After having been adopted by the Civil Liberties, Justice and Home Affairs (LIBE) Committee a few weeks ago, the Roma Strategy Report has been adopted at the European Parliament’s plenary session with a vast majority. “The EP is the first among the European Institutions to provide a tangible strategy dealing with Roma inclusion, now it’s time for the Commission and the Council to respond in order to implement and benefit from it. The current Hungarian Presidency has set the Roma Strategy among its priorities and aims to adopt it in the Council in the early summer”, said Mrs Járóka after the votes.

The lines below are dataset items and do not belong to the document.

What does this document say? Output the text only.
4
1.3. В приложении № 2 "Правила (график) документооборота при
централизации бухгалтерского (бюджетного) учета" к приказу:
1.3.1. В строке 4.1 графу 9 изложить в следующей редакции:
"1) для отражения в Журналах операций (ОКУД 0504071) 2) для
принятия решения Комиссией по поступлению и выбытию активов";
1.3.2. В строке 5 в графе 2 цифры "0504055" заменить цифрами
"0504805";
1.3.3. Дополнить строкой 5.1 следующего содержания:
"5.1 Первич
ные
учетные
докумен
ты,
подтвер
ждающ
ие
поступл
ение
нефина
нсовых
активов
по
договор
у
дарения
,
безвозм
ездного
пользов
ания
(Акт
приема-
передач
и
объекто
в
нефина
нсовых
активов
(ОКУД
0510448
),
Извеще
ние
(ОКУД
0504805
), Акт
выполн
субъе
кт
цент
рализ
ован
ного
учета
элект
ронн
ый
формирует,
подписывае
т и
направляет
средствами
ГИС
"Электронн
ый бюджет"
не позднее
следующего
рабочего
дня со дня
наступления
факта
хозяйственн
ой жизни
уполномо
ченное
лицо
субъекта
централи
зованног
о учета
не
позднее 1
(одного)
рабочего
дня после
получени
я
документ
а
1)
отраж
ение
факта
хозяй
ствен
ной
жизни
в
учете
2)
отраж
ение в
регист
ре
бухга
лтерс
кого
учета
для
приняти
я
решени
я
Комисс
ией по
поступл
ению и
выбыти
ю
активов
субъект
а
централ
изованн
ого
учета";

The most essential novelty of the proposed EU-27 Strategy is that the emphasis is placed on the economic and social roots of the exclusion beside the approach of discrimination and that it provides an EU mechanism to coordinate the actions of stakeholders ranging from local governments to the Council, harnessing the advantages of multi-level governance. The Report also calls on the Commission to evaluate and validate the national Roma inclusion strategies of the Member States and to report annually to the Parliament and the Council on the progress made in terms of the priorities and objectives of the Strategy. The Hungarian MEP believes that the sub-standard living conditions of Roma communities must be eliminated. “Fundamental rights to employment, housing, healthcare and education must be ensured”, Mrs Járóka stressed in her speech.
An important element in launching the strategy is to set up an all-European crisis map to explore the most affected micro-regions to handle the problems. “The Strategy must also take into account the territoriality of exclusion, since geographical distribution of social disadvantages is not uniform throughout the Member States but poverty and social exclusion are concentrated in underdeveloped micro-regions”, highlighted the Hungarian politician. Lívia Járóka, the only Member of the European Parliament of Roma origin, also proposes a financial incentive for the implementation of the strategy in the form of a performance reserve which should originate from the cohesion budget’s unabsorbed funds.
The European Commission is presenting its own proposal in April and based on this proposal, the Hungarian Presidency will work out a common position for the European Council. The Council of the European Union is planning to adopt the Strategy in June.